Milhares de apoiantes do PP desfilaram em Madrid no domingo© Burak Akbulut/Anadolu Agency via Getty Images
“Feijóo chegou a Madrid com um objetivo, que era ganhar a presidência do governo e não o conseguiu. O partido deve-lhe respeito moral e intelectual, portanto agora não o vão atacar. Mas a verdade é que se Feijóo não consegue ganhar e se espera um ou dois anos e a legislatura segue em frente, vai ser muito difícil para o próprio continuar, ficará demonstrado que não serviu para derrotar Pedro Sánchez. O PP terá de buscar um substituto porque não serviu a via moderada de Feijóo. E nesse momento, virar-se-ão todos para Isabel Diaz Ayuso, que já é uma estrela pop para muitos no PP”, sugeriu Antonio Ruiz Valdivia.

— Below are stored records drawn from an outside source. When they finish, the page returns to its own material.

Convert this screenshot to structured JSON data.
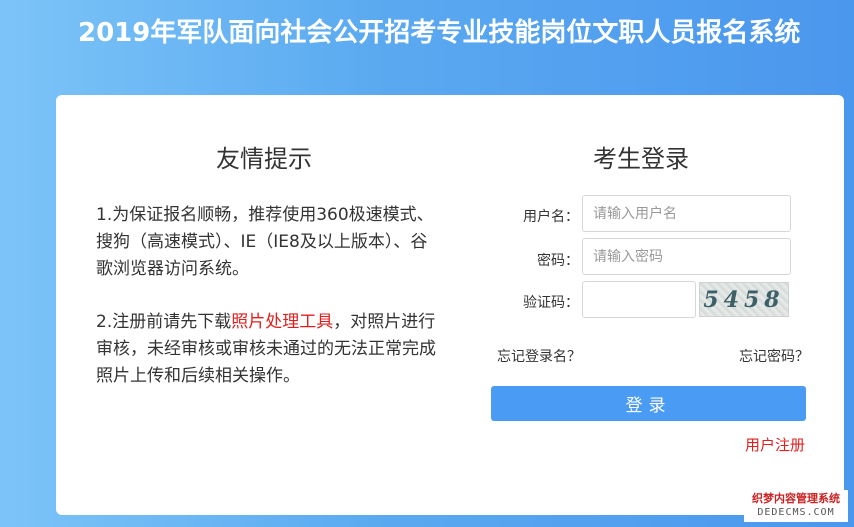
{
  "header": {
    "title": "2019年军队面向社会公开招考专业技能岗位文职人员报名系统"
  },
  "tips": {
    "heading": "友情提示",
    "p1": "1.为保证报名顺畅，推荐使用360极速模式、搜狗（高速模式）、IE（IE8及以上版本）、谷歌浏览器访问系统。",
    "p2_before": "2.注册前请先下载",
    "p2_link": "照片处理工具",
    "p2_after": "，对照片进行审核，未经审核或审核未通过的无法正常完成照片上传和后续相关操作。"
  },
  "login": {
    "heading": "考生登录",
    "username_label": "用户名：",
    "username_placeholder": "请输入用户名",
    "password_label": "密码：",
    "password_placeholder": "请输入密码",
    "captcha_label": "验证码：",
    "captcha_text": "5458",
    "forgot_username": "忘记登录名？",
    "forgot_password": "忘记密码？",
    "submit_label": "登录",
    "register_label": "用户注册"
  },
  "watermark": {
    "line1": "织梦内容管理系统",
    "line2": "DEDECMS.COM"
  },
  "colors": {
    "accent": "#4a9bf4",
    "link_red": "#e02020"
  }
}
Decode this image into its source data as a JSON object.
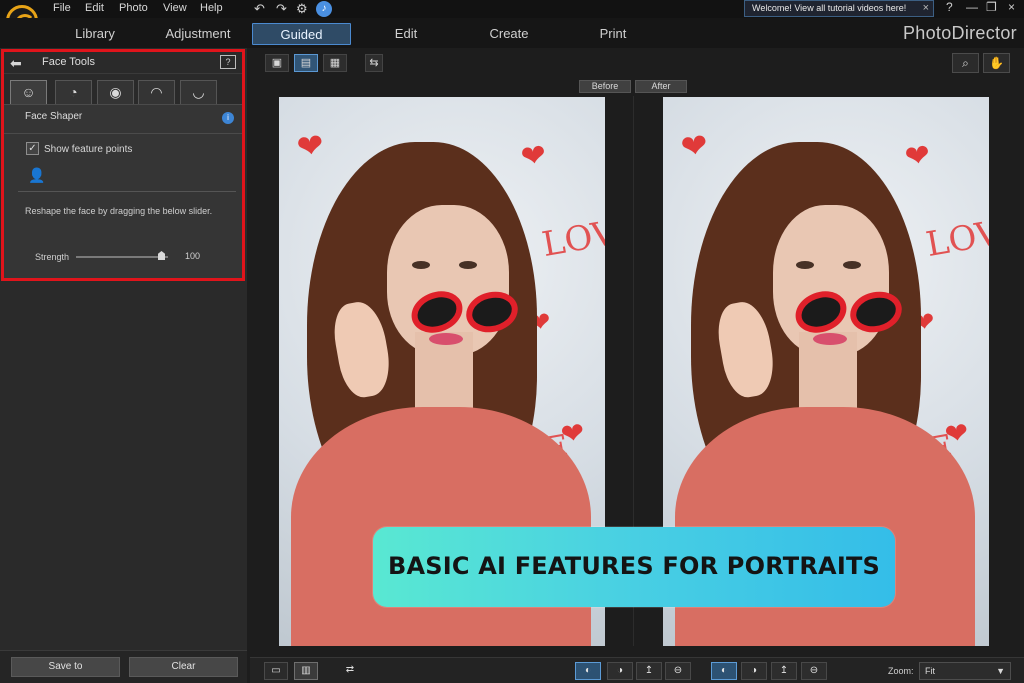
{
  "app": {
    "brand": "PhotoDirector",
    "menu": [
      "File",
      "Edit",
      "Photo",
      "View",
      "Help"
    ],
    "welcome": "Welcome! View all tutorial videos here!",
    "tabs": [
      "Library",
      "Adjustment",
      "Guided",
      "Edit",
      "Create",
      "Print"
    ],
    "active_tab": "Guided"
  },
  "left_panel": {
    "title": "Face Tools",
    "section": "Face Shaper",
    "checkbox_label": "Show feature points",
    "instruction": "Reshape the face by dragging the below slider.",
    "strength_label": "Strength",
    "strength_value": "100",
    "save_button": "Save to",
    "clear_button": "Clear"
  },
  "compare": {
    "before": "Before",
    "after": "After"
  },
  "banner": {
    "text": "BASIC AI FEATURES FOR PORTRAITS"
  },
  "bottom": {
    "zoom_label": "Zoom:",
    "zoom_value": "Fit"
  },
  "colors": {
    "highlight": "#e0141b",
    "accent": "#4b8ad0",
    "banner_start": "#59e8d2",
    "banner_end": "#34bde8"
  },
  "icons": {
    "back": "back-arrow-icon",
    "help": "help-icon",
    "info": "info-icon",
    "add_user": "add-user-icon",
    "search": "search-icon",
    "hand": "hand-icon"
  }
}
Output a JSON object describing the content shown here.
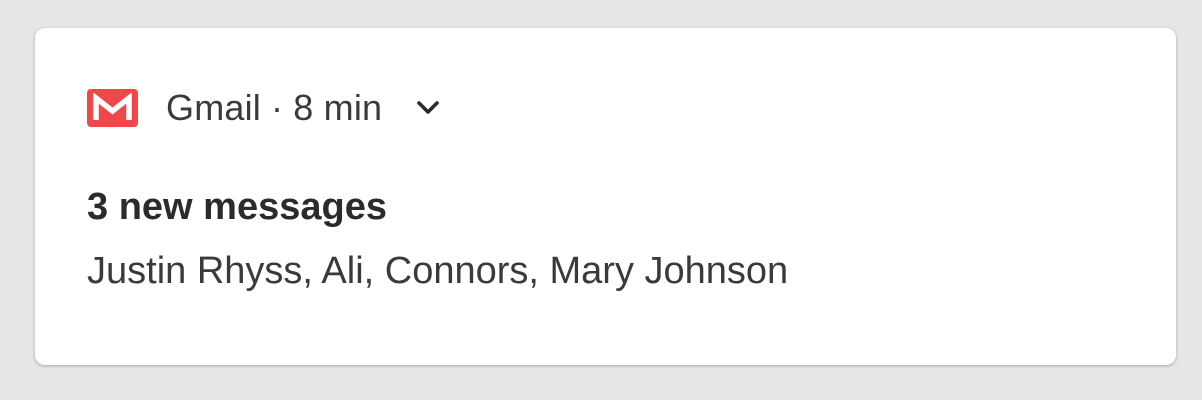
{
  "notification": {
    "app_name": "Gmail",
    "separator": "·",
    "time": "8 min",
    "title": "3 new messages",
    "senders": "Justin Rhyss, Ali, Connors, Mary Johnson",
    "icons": {
      "app": "gmail-icon",
      "expand": "chevron-down-icon"
    },
    "colors": {
      "app_icon_bg": "#f0484a",
      "app_icon_fg": "#ffffff",
      "card_bg": "#ffffff",
      "page_bg": "#e6e6e6"
    }
  }
}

Para já, Feijóo está a preparar-se para falar ao Congresso dos Deputados, onde as recentes mudanças também fizeram aumentar a tensão entre os grupos parlamentares - o Congresso passou a permitir que outras línguas fossem usadas pelos parlamentares, nomeadamente catalão, basco e galego -, o que enfureceu o Vox, obviamente.
Com um líder enfraquecido por uma vitória bem amarga, com uma jovem Ayuso a consolidar-se como a coqueluche de um PP ainda mais encostado à direita e ao Vox, e com um Sánchez que não se deixa ficar deitado, a vida afigura-se complicada para os conservadores espanhóis.

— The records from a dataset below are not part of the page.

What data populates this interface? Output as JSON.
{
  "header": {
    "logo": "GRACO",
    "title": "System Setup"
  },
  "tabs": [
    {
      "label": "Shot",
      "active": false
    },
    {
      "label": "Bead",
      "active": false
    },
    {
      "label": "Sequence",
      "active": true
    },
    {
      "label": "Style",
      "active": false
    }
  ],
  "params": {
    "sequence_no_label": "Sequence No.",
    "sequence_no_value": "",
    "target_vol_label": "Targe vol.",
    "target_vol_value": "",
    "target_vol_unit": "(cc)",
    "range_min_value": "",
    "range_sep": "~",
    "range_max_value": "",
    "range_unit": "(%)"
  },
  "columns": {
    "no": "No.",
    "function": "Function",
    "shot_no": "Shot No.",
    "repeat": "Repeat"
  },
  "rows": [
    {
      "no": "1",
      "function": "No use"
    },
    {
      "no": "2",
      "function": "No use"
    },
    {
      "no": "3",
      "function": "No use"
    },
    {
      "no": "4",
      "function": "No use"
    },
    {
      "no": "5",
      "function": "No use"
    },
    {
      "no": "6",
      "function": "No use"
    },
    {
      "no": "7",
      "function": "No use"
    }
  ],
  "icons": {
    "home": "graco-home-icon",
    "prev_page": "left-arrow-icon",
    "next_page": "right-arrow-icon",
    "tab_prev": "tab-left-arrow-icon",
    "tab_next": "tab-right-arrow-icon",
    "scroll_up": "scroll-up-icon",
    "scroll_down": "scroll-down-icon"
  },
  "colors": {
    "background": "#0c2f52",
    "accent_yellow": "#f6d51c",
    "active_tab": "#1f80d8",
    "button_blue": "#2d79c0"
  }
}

Sánchez pode começar na quarta-feira uma corrida em contrarrelógio para chegar a uma complexa lei de amnistia para uma Catalunha mais favorável e que consolide, mais uma vez, o seu poder em Espanha. No entanto, tal como António Costa, os calendários vão hipotecar uma eventual candidatura a altos cargos europeus, pelo menos para já.
“Eu acho que veremos Costa e Sánchez em futuras instituições, sobra-lhes muita vida política. Terão de competir mas, se me permite o comentário, a única vantagem do espanhol é que é muito mais 'guapo'. Nada pode competir connosco!”, rematou Valdivia.